Enrico Battaglin, meer dan 50 jaar na de aardbeving

De lijst van Italiaanse dodelijke aardbevingen van de laatste eeuwen is langer dan het aantal monumenten op de UNESCO-lijst. Gibellina op Sicilië en enkele andere dorpen kregen in de nacht van 14 op 15 januari 1968 een eerste zware schok van een reeks die een jaar zou aanhouden. De dorpjes werden totaal vernietigd en er vielen in totaal 352 slachtoffers. Het aantal daklozen liep in de vele tienduizenden. De serie van aardbevingen is de geschiedenis ingegaan als il Terremoto del Belice, naar de rivier waarlangs de aardbeving de meeste schade had aangericht. Gibellina, Poggioreale en Salaparuta zouden nooit meer verschijnen. Of toch?

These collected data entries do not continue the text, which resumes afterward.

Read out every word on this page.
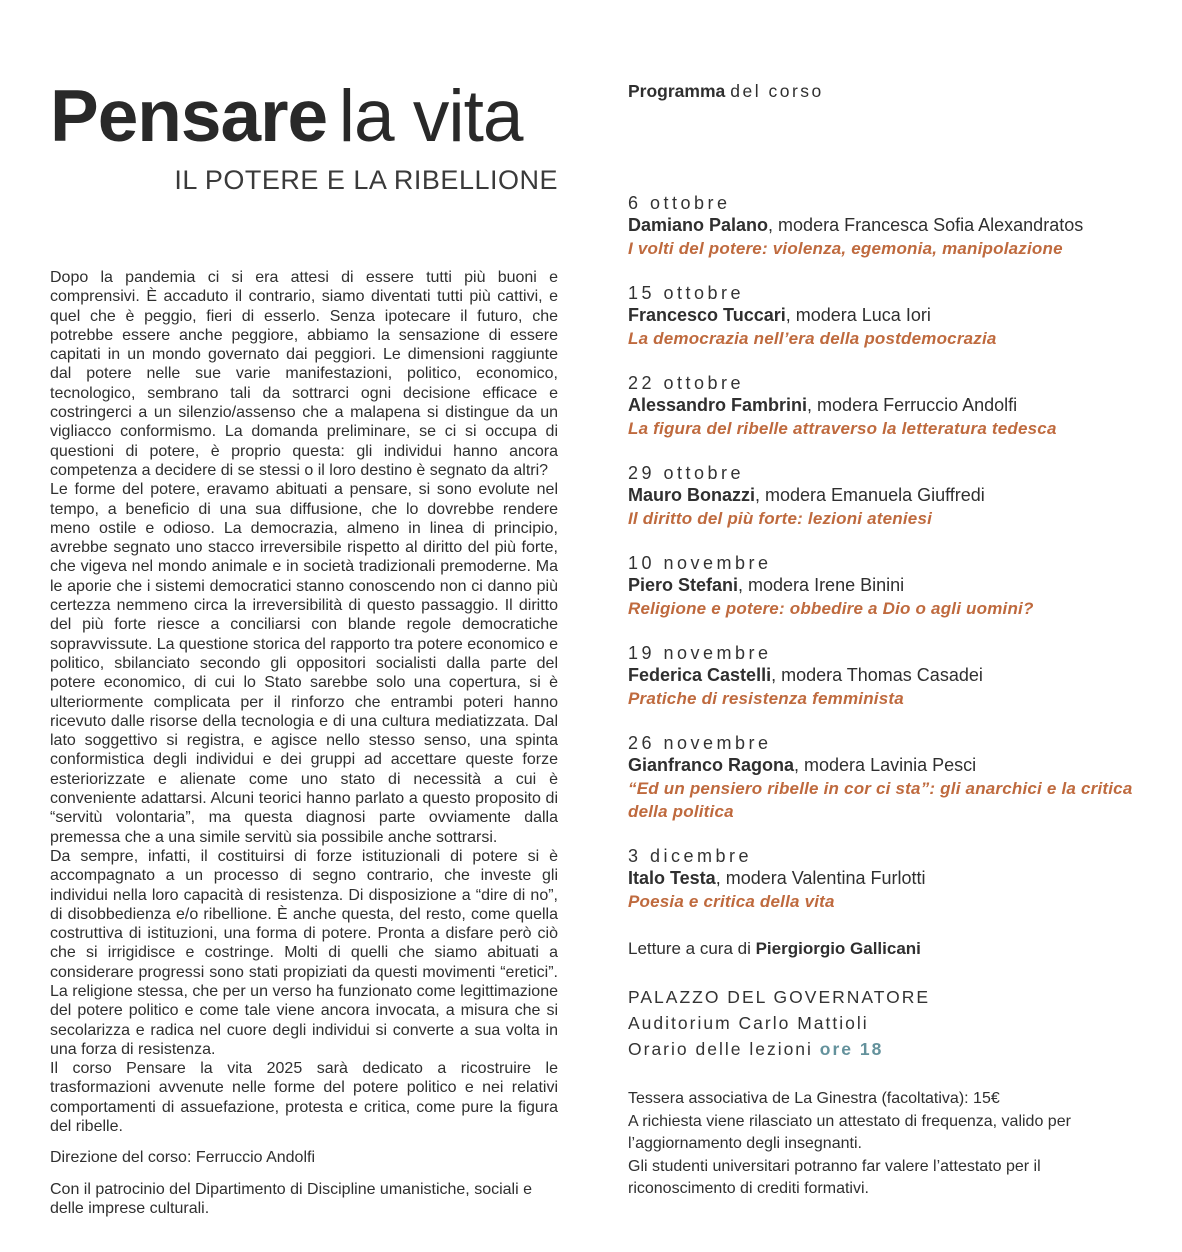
Pensare la vita
IL POTERE E LA RIBELLIONE

Dopo la pandemia ci si era attesi di essere tutti più buoni e comprensivi. È accaduto il contrario, siamo diventati tutti più cattivi, e quel che è peggio, fieri di esserlo. Senza ipotecare il futuro, che potrebbe essere anche peggiore, abbiamo la sensazione di essere capitati in un mondo governato dai peggiori. Le dimensioni raggiunte dal potere nelle sue varie manifestazioni, politico, economico, tecnologico, sembrano tali da sottrarci ogni decisione efficace e costringerci a un silenzio/assenso che a malapena si distingue da un vigliacco conformismo. La domanda preliminare, se ci si occupa di questioni di potere, è proprio questa: gli individui hanno ancora competenza a decidere di se stessi o il loro destino è segnato da altri?

Le forme del potere, eravamo abituati a pensare, si sono evolute nel tempo, a beneficio di una sua diffusione, che lo dovrebbe rendere meno ostile e odioso. La democrazia, almeno in linea di principio, avrebbe segnato uno stacco irreversibile rispetto al diritto del più forte, che vigeva nel mondo animale e in società tradizionali premoderne. Ma le aporie che i sistemi democratici stanno conoscendo non ci danno più certezza nemmeno circa la irreversibilità di questo passaggio. Il diritto del più forte riesce a conciliarsi con blande regole democratiche sopravvissute. La questione storica del rapporto tra potere economico e politico, sbilanciato secondo gli oppositori socialisti dalla parte del potere economico, di cui lo Stato sarebbe solo una copertura, si è ulteriormente complicata per il rinforzo che entrambi poteri hanno ricevuto dalle risorse della tecnologia e di una cultura mediatizzata. Dal lato soggettivo si registra, e agisce nello stesso senso, una spinta conformistica degli individui e dei gruppi ad accettare queste forze esteriorizzate e alienate come uno stato di necessità a cui è conveniente adattarsi. Alcuni teorici hanno parlato a questo proposito di “servitù volontaria”, ma questa diagnosi parte ovviamente dalla premessa che a una simile servitù sia possibile anche sottrarsi.

Da sempre, infatti, il costituirsi di forze istituzionali di potere si è accompagnato a un processo di segno contrario, che investe gli individui nella loro capacità di resistenza. Di disposizione a “dire di no”, di disobbedienza e/o ribellione. È anche questa, del resto, come quella costruttiva di istituzioni, una forma di potere. Pronta a disfare però ciò che si irrigidisce e costringe. Molti di quelli che siamo abituati a considerare progressi sono stati propiziati da questi movimenti “eretici”. La religione stessa, che per un verso ha funzionato come legittimazione del potere politico e come tale viene ancora invocata, a misura che si secolarizza e radica nel cuore degli individui si converte a sua volta in una forza di resistenza.

Il corso Pensare la vita 2025 sarà dedicato a ricostruire le trasformazioni avvenute nelle forme del potere politico e nei relativi comportamenti di assuefazione, protesta e critica, come pure la figura del ribelle.

Direzione del corso: Ferruccio Andolfi

Con il patrocinio del Dipartimento di Discipline umanistiche, sociali e delle imprese culturali.

Programma del corso
6 ottobre
Damiano Palano, modera Francesca Sofia Alexandratos
I volti del potere: violenza, egemonia, manipolazione
15 ottobre
Francesco Tuccari, modera Luca Iori
La democrazia nell’era della postdemocrazia
22 ottobre
Alessandro Fambrini, modera Ferruccio Andolfi
La figura del ribelle attraverso la letteratura tedesca
29 ottobre
Mauro Bonazzi, modera Emanuela Giuffredi
Il diritto del più forte: lezioni ateniesi
10 novembre
Piero Stefani, modera Irene Binini
Religione e potere: obbedire a Dio o agli uomini?
19 novembre
Federica Castelli, modera Thomas Casadei
Pratiche di resistenza femminista
26 novembre
Gianfranco Ragona, modera Lavinia Pesci
“Ed un pensiero ribelle in cor ci sta”: gli anarchici e la critica della politica
3 dicembre
Italo Testa, modera Valentina Furlotti
Poesia e critica della vita

Letture a cura di Piergiorgio Gallicani

PALAZZO DEL GOVERNATORE
Auditorium Carlo Mattioli
Orario delle lezioni ore 18
Tessera associativa de La Ginestra (facoltativa): 15€
A richiesta viene rilasciato un attestato di frequenza, valido per l’aggiornamento degli insegnanti.
Gli studenti universitari potranno far valere l’attestato per il riconoscimento di crediti formativi.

Op dit ogenblik was de aanleg van de A29 die Palermo met het zuidwesten van het eiland moest verbinden reeds aan de gang. Het was dan ook niet meer dan logisch dat men het nieuwe Gibellina veel dichter bij deze verkeersader zou heropbouwen, op een twintigtal kilometer van het eerder getroffen stadje. De neven Antonio (Nino) en Ignazio Salvo waren bereid een groot stuk grond ter beschikking te stellen. Zeer lovenswaardig, mocht het niet zijn dat beiden notoir lid waren van de maffia. Ignazio zou later trouwens vermoord worden op bevel van de legendarische maffiabaas Totò Riina.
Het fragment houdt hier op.